Sit still if you think you should, or if you can, but ass rockin’ music like this was made for filling dance floors.

The title cut “Walk Through The Fire” is so deeply personal, and may require more than a single listen to reveal all the layers of emotion and deeper meanings contained here.  A story of struggle and self discovery that get’s down to business, as only someone who is fighting for his very life can tell.  Mark wrote this song while in his hospital bed, suffering from throat cancer.  He survived his cancer, and I am extremely grateful he did.

I’ve already described my reaction to “Love In Vain”, but I will add the vocal duo performance between Mark and D is one of the most moving moments in music I have ever experienced. You will have to hear it for yourself, but I think you will understand. 

“Rock Your Papa” takes me right back to my favorite little neighborhood watering hole, with my favorite band on the stage, telling it like it is.  Billy Payne and Mike Finnigan share keyboard duties on this one, and The Persuasions pour on the shoobie doos.  It sounds like the gangs all there.

I have listened to this CD a lot since I got it, and I have to say I wish I had “Memphis Radio”,  written by Susan Sheller, on a very long, continuous loop.  A great melodic guitar riff and a shuffle that just eats up the miles on those road trips. I really like the way Mark pays props to the likes of Sam Cook and Eddie Floyd.  One of my favorites.

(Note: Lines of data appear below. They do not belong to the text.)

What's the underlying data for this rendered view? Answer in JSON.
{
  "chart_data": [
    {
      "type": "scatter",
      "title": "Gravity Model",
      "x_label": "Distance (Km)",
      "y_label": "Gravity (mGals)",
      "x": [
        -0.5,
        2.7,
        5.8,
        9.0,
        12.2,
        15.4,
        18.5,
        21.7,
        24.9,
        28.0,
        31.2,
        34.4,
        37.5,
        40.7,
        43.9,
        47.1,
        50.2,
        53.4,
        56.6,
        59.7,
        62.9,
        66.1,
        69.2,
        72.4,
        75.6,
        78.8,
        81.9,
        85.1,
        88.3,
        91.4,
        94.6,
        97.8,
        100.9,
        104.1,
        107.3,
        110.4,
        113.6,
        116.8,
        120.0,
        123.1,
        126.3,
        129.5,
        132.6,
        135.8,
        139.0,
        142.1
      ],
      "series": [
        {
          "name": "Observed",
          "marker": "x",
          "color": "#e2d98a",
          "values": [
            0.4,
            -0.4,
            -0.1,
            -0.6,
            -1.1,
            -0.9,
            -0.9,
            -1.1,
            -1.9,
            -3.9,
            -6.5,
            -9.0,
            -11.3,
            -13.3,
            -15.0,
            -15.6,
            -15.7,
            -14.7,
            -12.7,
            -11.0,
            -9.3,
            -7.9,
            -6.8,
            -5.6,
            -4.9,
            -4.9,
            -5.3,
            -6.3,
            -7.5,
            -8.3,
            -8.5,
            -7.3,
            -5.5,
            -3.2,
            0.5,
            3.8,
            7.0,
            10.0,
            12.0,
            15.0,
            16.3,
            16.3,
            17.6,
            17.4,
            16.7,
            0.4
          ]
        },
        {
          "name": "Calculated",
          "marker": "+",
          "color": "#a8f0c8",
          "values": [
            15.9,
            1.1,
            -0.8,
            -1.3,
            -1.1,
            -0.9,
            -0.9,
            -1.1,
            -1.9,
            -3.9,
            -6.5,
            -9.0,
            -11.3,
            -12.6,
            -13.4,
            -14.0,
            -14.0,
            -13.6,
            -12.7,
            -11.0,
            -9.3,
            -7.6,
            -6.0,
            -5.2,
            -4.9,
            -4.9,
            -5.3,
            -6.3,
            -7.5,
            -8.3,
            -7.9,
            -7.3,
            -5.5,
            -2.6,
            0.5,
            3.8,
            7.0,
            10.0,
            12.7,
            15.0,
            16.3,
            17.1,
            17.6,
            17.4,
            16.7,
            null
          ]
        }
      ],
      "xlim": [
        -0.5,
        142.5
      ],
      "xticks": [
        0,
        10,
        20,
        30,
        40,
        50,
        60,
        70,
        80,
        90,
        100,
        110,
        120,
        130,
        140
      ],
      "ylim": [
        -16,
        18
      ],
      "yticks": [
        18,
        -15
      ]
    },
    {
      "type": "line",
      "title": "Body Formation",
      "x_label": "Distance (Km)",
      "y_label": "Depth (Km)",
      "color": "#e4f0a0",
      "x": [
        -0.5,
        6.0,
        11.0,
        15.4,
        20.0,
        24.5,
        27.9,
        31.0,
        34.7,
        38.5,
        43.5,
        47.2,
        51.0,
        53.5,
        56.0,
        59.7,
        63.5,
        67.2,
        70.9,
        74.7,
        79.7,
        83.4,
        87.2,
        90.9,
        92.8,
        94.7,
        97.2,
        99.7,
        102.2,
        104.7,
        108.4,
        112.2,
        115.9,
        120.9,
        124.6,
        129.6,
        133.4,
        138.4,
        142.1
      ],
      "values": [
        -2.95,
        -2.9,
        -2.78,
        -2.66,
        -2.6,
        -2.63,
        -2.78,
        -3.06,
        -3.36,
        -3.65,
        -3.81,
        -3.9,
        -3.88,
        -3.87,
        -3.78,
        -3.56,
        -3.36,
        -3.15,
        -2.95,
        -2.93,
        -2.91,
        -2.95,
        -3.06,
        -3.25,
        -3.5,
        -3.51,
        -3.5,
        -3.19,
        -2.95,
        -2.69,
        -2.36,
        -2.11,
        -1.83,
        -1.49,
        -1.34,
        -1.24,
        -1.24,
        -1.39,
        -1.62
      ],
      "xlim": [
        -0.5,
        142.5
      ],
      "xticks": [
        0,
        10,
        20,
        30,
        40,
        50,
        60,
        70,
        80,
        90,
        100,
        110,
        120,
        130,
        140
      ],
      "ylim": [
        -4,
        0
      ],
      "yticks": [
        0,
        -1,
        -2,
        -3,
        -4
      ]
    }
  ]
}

“Time Will Tell” is  a walk into the dark of a late night alley lit by the fires of the blues, with incredible performances by the entire band.  Very serious music.

“Love Song” is all the title implies, and Mark’s secret message to Miss Maile.

“Think It’s Gonna Rain”, written by Randy Newman, is a bluesy little number with all the JP guys on board. 

“Fools In Love” the classic blues piece by Joe Jackson, takes on a new life at the hands of John “JT” Thomas at the grand piano, as Bob Gross and John Molo lay down a tight foundation for Marks guitar weaving and vocals.

“Easy Wind”, the Grateful Dead standard written by Robert Hunter, is a faithful  interpretation of what many of us think of as our “roots music”, but the guitar is all Mark.

I’ve attempted to go through “Walk Through The Fire” song by song and give you a glimpse of what to expect, but after looking over everything I’ve written so far, I confess to falling far short of describing just how great it is. The thing about this CD is it covers such a wide range of musical genre and expression, I don't really know how to describe it.  You must hear it to appreciate it.  It is an amazing work full of well crafted tunes that are all classic from the first spin.  The band and the guest players all lay down such outstanding performances. This is a work of art that will make you feel, and feel deeply.  It will make you smile, and it may bring a tear to your eye. Your feet will move and your hips will sway before you know what’s happening. It will definitely take you on a journey you’ll be glad you took.  My best advice is to go to  www.markkaran.tourlogic.com, because it’s always best to get you music direct from the artist, and get your own CD.  Or you might think of it as a ticket, to walk through the fire.